Gone to colours!

By Jing Villamil

SOMETIMES, life’s stories seem more magnificently unlifelike, more of an untruth, than the Tagalog, Mexican, Korean, Chinese telenovelas we watch out for at the end of the day. Is it, maybe, the reel scenes seem more acceptably vivid in perspective coming to us from the screen rather than the real drama unfolding right before our very own eyes?

Take this rare breed to which our storyteller belonged. She was the latest leasee of a house in a subdivision far from the maddening crowd. And on the day she arrived in her Volks and the hauler just right behind, she attracted the curiosity of the residents young and older and old. She had the most unusual haul! Canvasses of all sizes; cans and tins of paints and dyes, bottles of smelly thinner; stack of a painter’s wooden stands and frames and folding chairs; tubs of brushes of varied widths; paint-stained sheets, towels, aprons, gloves. No bed, just a king-sized mattress and tables extendable. And two pretty cribs: one steady on its feet, one rocker. Obviously, she was a painter. Obviously, she was very pregnant ready to burst. But not so obvious then, she had no husband, not a Papa in sight.

According to the haulers who can’t keep their loose mouth shut, she was commissioned to produce a hundred paintings of the sea, sand and sun for the almost hundred rooms of a big new hotel built so far from the beaches. The paintings must be realistic enough so the tourists and guests would wish, even demand, to be brought to the actual beaches, for extra charges! Of course. She was the best artist they could find. And she didn’t come cheap. Also, she will not come without a house to be productive in. Of course.

She was pretty, with long black hair mostly pony-tailed or bunned loosely top of her head. But the kids and the older ones were more enchanted with her long-lashed dark eyes which looked even darker when lost in her work. When those eyes look into theirs, those pair bore deep and seeingly into their depths. They began to believe she was a witch who “saw” and “read” their minds and hearts. She gave a treat of extra fruit to a troubled kid without the kid telling. But she was so pretty they also began to love her inspite of the “strangeness”.

Especially, during weekends, the “curioser” kids step through her gates which she flung wide open only for these two days. She sat them on folding chairs and extendable tables (so that was what these were for!). She would give them smaller painting or writing sets, and an apple (orange, banana, kaimito, etc.), and instruct them to paint whatever, to write whatever, just talk to her later. They learned she was, too, an art teacher in-between commissions. Then, she went back to paint, laundry, clean house, whichever. When the parents learned the kids were safe and will stay enthralled for a few hours more with her, thus happily out of their hair for the time being – they let the artists be. It was a privilege these rich people were glad to have free and worthy.

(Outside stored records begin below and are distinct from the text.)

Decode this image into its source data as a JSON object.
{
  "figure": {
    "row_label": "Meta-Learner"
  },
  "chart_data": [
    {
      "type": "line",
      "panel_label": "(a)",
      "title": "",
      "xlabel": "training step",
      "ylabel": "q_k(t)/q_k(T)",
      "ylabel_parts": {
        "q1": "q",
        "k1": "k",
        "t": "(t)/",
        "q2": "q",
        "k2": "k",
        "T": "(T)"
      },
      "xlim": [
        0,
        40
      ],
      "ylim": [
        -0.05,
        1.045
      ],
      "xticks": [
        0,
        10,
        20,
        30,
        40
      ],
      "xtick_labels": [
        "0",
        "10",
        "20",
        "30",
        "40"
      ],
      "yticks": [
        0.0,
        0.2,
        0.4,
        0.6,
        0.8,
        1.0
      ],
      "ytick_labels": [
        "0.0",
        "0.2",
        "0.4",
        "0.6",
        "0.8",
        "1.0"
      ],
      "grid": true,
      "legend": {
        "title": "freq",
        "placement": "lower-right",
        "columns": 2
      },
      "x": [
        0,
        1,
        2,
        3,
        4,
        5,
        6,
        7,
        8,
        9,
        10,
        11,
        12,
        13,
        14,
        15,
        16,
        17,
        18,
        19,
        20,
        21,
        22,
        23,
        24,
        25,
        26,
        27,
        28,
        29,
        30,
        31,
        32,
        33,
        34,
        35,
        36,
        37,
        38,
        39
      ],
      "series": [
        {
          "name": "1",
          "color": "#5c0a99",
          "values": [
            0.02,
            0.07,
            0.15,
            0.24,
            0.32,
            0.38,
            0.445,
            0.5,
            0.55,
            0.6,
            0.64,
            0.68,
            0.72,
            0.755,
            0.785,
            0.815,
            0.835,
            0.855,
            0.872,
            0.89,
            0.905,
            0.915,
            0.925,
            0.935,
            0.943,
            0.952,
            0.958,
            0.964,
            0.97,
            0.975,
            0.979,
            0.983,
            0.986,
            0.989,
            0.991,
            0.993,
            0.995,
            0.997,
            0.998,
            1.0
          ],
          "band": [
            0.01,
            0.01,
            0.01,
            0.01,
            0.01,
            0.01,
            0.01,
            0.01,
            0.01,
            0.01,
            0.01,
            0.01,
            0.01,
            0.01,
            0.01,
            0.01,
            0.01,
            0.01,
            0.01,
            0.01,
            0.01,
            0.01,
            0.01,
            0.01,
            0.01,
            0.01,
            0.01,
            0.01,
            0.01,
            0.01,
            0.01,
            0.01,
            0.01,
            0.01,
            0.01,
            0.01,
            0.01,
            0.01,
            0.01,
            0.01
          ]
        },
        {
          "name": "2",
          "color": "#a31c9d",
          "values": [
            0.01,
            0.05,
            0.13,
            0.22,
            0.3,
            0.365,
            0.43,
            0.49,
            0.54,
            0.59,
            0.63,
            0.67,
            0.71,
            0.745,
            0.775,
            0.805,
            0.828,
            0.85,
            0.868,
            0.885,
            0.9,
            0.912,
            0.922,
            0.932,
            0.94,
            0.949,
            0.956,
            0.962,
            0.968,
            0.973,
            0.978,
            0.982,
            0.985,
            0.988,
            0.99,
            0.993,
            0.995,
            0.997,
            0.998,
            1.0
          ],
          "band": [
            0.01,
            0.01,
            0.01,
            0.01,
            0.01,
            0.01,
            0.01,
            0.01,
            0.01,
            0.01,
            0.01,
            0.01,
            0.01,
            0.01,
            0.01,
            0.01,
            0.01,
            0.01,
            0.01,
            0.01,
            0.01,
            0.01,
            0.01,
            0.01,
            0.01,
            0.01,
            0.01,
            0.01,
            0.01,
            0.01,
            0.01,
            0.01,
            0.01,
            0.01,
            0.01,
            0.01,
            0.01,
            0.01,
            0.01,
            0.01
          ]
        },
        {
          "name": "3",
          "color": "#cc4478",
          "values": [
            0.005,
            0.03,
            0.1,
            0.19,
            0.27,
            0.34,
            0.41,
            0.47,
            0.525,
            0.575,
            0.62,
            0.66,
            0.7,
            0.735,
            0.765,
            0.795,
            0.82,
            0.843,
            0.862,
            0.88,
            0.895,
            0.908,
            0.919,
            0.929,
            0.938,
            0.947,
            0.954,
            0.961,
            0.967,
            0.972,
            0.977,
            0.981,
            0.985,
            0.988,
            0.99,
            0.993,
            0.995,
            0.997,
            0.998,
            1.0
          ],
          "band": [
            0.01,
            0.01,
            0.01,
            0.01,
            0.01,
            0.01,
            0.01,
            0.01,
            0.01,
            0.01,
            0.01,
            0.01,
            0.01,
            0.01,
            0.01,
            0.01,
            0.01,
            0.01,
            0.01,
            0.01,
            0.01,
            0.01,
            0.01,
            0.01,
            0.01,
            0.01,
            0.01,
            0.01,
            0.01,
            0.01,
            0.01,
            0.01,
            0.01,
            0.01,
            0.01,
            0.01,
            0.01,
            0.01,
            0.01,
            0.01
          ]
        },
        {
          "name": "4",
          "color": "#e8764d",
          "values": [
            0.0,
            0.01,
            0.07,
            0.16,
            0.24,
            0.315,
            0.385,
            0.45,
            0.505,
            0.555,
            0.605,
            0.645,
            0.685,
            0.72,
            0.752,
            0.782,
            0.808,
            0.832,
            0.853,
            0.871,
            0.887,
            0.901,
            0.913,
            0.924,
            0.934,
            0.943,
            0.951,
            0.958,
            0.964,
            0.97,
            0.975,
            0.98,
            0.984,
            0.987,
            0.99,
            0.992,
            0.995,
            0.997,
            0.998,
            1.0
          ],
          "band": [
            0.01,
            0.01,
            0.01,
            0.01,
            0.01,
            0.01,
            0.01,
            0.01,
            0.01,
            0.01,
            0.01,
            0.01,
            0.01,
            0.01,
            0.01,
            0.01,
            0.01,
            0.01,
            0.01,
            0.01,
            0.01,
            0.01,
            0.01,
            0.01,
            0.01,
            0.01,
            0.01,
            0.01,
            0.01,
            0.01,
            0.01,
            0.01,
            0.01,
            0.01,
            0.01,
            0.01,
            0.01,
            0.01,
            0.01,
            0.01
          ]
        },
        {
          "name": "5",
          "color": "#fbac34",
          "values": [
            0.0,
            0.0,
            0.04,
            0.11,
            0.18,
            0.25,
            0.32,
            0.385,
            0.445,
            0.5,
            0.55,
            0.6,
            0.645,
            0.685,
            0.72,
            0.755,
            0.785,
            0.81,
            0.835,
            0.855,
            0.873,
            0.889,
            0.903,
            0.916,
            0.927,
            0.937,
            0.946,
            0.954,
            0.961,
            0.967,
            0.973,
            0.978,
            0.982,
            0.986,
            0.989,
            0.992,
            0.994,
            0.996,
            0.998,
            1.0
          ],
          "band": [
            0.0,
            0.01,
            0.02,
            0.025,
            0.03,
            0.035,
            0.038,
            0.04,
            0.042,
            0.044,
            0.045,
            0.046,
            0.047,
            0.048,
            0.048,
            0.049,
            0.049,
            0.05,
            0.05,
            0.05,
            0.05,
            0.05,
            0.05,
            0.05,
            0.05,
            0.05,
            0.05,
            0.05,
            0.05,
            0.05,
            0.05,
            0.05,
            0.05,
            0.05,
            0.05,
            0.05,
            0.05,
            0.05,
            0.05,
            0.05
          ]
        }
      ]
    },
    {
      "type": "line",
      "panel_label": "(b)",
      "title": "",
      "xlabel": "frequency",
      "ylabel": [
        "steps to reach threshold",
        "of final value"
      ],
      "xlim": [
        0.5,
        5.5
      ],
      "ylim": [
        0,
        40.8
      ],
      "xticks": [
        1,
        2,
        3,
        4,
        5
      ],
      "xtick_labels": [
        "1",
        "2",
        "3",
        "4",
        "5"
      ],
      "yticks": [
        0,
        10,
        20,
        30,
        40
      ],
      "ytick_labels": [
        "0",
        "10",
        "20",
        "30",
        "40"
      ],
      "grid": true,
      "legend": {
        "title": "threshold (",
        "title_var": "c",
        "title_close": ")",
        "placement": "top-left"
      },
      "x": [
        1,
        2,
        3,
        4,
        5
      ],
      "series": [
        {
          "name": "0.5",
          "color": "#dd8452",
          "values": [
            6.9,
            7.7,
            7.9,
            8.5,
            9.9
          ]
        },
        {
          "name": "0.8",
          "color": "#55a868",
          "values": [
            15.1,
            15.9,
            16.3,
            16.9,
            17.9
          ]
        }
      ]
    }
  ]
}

When the artist-in-their-midst began to labor in earnest, the budding artists she was unknowingly baby-sitting rushed to their houses to call their parents, their small hands wringing distressedly in the air. The parents, for a change, were very knowledgeable in these birthings. They brought her to the hospital, watched over her by schedule. And they raised their well-manicured hands in heavenly praise when the baby howled in earnest. The next day, they brought her home per her request. With her baby. Of course. They took turns holding the baby and singing “lullabies”, from Phantom of the Opera yet, all the way to the house through the night, through the next day, through the rest of the baby’s infanthood!

And these many pretty mommies just couldn’t keep out their hands from the pretty baby from thereon! They again scheduled their free times to looking-into, feeding and caring for the mother and child – the strangers who were now not strangers, but family!

It was practically a wide-scale movie production and set, and all those who lived in the subdivision were actors playing their unauditioned unscripted parts! And so, this real novela of life among the not-famous but rich and now so kind, went on and on for days, for months, for well-past a year.

Until the hundred paintings began to be brought out of the house to be put up on the walls of the hotel.